--Jin Lee 05:39, 10 March 2010 (UTC)
Lab 1What Cell Biology Journals allow reuse of acknowledged and correctly cited content? The Journal of Cell Biology, BMC Cell Biology and Public Library of Science allow reuse of content provided the article is properly cited. --Jin Lee 03:52, 17 March 2010 (UTC)
Lab2 What are the "light" regions of DNA within the nucleus called? The "light" regions of DNA within the nucleus is Euchromatin. It is most abundant in active, transcribing cells.(Alberts et al, Molecular Biology of the Cell, Garland Publishing, 1994, pp 351-352). Thus, the presence of euchromatin is significant because the regions of DNA to be transcribed or duplicated must uncoil before the genetic code can be read.
just to be noted, the "darker" region or condensed form is Heterochromatin. Abundant heterochromatin is seen in resting, or reserve cells such as small lymphocytes (memory cells) waiting for exposure to a foreign antigen.
A microscopic view of chromosome organization is available --> [www.cytochemistry.net/Cell-biology/nucleus.htm]
--Jin Lee 05:27, 24 March 2010 (UTC)
Lab 3 How do we know the hazards associated with research chemicals?
Material Safety Data Sheets (MSDS) are a set of standardised safety information prepared for each of the chemicals used within the laboratory. Each research laboratory is required to keep either a hardcopy or electronic copy of these MSDS's available within the laboratory. Before carrying out any new research technique, in particular for students, should be taken through the location and use of MSDSs. the risks and hazards involved with specific chemicals. the correct storage, handling, labeling and disposal of each chemical. ideally they should keep an electronic copy or link to each of these MSDS's for their own reference. --Jin Lee 06:46, 24 March 2010 (UTC)
Lab 4 Identify an commercially-available antibody against an adhesion protein and also add a link to the antibody page on your own student Murine monoclonal anti-VAP-1 IgM antibody vepalimomab binds to the binding to the extracellular domain of the vascular adhesion protein (VAP-1). http://www3.interscience.wiley.com/cgi-bin/fulltext/118719049/PDFSTART --Jin Lee 07:44, 1 April 2010 (UTC)
Lab7 From today's confocal tutorial, identify an advantage to using each of the following objectives: Air, Water or Oil.
- Air: Easy to prepare,minimum equipment required. But they have minimum details.
- Water: Allows visualisation of live cells since they are placed in their natural liquid medium.
- Oil: provide best visualisation of cells as they removes any particles from air or dust between objective and specimen, however the oil preparation means the cells/organisms have to be dead/fixed so no real-time processes.
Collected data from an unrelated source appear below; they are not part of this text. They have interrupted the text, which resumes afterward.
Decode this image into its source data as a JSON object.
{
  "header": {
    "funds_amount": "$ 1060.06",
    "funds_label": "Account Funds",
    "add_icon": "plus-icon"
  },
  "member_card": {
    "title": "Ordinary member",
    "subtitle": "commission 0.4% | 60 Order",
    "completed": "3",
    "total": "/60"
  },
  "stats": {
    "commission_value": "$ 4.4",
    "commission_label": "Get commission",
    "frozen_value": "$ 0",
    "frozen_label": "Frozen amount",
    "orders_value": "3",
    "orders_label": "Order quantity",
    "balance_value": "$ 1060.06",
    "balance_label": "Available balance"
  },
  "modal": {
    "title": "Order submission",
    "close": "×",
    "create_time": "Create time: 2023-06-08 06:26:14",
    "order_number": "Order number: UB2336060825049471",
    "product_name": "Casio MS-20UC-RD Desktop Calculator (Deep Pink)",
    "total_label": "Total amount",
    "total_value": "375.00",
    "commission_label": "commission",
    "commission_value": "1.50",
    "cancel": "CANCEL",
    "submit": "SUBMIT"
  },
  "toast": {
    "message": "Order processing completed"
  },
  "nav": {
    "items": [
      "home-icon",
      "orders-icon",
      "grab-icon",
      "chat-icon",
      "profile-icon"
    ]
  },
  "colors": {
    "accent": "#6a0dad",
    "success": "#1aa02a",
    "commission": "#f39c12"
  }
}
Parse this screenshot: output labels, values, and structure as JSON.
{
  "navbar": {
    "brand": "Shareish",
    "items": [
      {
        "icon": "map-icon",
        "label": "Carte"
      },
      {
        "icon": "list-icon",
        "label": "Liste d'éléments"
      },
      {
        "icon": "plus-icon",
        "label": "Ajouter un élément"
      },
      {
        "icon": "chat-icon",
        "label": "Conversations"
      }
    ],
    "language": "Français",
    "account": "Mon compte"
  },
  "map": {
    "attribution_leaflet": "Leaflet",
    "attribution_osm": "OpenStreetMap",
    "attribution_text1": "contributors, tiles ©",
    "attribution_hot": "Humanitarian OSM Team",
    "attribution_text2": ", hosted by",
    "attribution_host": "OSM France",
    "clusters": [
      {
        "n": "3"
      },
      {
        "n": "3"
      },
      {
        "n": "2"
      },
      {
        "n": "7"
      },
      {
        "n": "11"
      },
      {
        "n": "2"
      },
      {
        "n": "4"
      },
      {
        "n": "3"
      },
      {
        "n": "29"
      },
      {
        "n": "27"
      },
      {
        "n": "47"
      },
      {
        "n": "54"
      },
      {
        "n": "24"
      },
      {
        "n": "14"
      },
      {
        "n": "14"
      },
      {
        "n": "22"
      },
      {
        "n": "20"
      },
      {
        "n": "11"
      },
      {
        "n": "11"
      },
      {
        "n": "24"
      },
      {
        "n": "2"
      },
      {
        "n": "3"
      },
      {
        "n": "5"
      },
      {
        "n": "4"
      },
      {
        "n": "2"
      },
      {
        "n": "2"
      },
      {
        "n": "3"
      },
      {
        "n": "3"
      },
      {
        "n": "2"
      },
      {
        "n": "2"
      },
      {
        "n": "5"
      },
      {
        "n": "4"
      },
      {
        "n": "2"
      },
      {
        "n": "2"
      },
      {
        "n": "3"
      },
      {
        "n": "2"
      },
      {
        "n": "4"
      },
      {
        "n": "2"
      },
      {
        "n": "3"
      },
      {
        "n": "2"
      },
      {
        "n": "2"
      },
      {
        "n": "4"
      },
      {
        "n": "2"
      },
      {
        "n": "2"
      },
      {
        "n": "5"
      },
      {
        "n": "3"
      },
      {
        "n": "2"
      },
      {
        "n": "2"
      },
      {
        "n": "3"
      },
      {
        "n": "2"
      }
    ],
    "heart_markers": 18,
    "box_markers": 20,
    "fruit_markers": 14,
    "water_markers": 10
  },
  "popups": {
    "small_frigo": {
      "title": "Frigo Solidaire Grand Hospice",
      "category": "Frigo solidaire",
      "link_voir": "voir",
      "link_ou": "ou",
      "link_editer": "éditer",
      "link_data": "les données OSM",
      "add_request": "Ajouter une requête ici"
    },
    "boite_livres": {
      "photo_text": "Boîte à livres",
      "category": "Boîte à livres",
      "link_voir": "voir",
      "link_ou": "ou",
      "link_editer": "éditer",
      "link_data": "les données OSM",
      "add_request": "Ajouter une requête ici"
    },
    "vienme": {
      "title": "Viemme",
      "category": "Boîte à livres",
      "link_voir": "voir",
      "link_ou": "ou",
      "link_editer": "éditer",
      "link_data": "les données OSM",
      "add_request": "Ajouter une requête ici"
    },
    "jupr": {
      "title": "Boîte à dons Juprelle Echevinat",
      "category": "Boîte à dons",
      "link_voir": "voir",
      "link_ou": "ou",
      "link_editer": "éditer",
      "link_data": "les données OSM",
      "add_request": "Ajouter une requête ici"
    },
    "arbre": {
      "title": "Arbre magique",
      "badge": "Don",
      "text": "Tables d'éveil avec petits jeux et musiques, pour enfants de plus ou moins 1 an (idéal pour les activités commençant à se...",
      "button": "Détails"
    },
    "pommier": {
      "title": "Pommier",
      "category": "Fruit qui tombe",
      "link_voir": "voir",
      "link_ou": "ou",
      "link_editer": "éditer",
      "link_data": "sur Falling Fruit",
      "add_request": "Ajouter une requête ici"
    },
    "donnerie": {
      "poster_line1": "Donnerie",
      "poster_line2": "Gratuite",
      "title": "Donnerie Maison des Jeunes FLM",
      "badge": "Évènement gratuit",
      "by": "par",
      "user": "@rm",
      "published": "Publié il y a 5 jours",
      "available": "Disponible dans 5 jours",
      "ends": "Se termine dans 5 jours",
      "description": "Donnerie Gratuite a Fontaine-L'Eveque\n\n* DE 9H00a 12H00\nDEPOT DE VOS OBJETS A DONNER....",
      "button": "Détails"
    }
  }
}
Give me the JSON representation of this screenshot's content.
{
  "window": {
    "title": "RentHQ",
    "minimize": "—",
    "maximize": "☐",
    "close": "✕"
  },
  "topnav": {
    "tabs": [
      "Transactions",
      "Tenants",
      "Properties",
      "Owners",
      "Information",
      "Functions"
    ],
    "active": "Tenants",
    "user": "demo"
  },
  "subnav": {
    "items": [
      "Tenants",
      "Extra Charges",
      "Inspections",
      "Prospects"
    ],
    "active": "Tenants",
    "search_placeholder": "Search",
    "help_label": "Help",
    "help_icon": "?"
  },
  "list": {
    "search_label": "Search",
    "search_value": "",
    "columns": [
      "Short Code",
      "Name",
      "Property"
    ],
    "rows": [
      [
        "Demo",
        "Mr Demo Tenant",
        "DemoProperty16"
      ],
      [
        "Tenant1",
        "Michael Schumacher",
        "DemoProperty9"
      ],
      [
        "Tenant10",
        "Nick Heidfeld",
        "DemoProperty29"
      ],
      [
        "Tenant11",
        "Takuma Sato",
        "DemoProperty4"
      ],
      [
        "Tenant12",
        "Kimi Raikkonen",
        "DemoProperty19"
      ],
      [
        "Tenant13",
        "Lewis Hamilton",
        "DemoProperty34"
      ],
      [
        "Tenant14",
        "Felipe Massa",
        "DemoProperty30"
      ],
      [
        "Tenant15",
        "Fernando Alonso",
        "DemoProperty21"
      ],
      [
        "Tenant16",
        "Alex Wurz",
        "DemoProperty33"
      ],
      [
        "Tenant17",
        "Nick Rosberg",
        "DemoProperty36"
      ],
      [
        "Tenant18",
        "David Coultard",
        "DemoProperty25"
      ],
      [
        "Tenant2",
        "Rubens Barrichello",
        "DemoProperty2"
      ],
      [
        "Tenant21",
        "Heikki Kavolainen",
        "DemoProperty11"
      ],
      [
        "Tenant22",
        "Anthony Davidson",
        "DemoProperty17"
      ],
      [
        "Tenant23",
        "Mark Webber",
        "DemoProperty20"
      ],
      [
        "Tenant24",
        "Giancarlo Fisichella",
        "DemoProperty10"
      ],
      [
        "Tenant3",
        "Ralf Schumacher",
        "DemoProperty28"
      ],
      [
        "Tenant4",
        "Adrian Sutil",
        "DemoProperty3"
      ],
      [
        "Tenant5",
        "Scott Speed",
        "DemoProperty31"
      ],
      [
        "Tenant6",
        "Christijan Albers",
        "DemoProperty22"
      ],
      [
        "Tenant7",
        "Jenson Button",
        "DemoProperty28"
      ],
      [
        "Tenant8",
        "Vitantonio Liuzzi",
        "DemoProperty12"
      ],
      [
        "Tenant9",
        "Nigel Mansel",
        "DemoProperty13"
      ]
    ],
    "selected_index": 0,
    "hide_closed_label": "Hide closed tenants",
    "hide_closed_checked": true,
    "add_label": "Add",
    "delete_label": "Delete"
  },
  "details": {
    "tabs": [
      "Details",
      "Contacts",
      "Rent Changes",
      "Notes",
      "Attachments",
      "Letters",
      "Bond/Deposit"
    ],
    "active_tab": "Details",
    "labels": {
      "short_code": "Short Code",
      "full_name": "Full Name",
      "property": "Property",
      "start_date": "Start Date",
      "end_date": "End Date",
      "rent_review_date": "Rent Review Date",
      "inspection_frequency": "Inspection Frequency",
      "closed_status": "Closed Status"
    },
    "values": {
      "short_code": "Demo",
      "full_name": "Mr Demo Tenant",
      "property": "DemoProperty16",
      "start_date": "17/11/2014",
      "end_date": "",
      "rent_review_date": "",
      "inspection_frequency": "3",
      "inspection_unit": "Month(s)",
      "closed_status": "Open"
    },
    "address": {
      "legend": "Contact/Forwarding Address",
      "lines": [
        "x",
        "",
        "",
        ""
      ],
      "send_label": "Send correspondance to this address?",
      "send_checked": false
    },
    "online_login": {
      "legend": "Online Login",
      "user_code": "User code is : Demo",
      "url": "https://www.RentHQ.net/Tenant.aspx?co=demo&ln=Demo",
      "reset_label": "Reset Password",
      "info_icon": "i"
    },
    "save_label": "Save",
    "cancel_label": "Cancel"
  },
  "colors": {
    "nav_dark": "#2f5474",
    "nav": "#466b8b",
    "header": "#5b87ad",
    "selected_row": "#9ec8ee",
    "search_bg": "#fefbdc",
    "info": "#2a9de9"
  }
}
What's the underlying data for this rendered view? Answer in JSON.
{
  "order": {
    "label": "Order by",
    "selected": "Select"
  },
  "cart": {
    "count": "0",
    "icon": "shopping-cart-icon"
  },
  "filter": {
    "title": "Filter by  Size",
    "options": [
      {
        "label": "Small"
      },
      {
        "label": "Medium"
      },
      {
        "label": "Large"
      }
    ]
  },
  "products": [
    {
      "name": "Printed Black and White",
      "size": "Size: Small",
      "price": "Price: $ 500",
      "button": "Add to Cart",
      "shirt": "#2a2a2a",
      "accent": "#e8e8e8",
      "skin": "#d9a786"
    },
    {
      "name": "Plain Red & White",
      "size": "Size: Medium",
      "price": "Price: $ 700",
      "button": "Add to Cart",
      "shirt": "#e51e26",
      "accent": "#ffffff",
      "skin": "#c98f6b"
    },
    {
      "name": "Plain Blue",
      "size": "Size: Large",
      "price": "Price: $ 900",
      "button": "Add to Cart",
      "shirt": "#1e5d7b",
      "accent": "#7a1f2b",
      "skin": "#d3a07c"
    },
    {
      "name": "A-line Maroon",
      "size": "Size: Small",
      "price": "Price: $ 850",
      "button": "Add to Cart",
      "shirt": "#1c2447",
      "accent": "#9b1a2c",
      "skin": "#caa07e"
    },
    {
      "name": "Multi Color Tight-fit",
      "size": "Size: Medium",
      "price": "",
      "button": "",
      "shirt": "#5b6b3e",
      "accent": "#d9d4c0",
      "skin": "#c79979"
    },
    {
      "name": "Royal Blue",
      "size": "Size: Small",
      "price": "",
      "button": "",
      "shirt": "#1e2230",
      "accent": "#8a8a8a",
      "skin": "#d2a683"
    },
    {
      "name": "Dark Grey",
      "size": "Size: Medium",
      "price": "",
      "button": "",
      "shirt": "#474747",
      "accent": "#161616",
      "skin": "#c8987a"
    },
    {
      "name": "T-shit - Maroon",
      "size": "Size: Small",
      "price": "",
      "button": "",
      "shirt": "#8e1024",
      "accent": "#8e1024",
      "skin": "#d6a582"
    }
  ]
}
Lab8 --Jin Lee 07:08, 5 May 2010 (UTC)
Peer Review Group1: DEVELOPMENT OF PCR 4th paragraph,'In the early 1990s, anchored PCR was developed by Gail Martin and Mark Davis of Stanford. This method overcomes the limitation in the basic PCR. ~~' Can you link reference? with Principles of Fluorescent-PCR Procedures part,Great work! one suggestion is include student-drawn diagram? and with images, I can't not see any links or copyright permission.Also it will be good if you can briefly describe about the image. with reference part, I think it's kind of too short according to the all the information you have written in the wiki page. Also, adding Glossary section will help to understand any unsure words
Lab9 Microarray Lab: What is the technological bottleneck common to all next generation sequencing (NGS) platforms?
The bottlenecks for next-generation sequencing is the amount of time and resources required for template and library preparation. The current library preparation methods for next-generation sequencing are time-consuming and prone to considerable sample loss.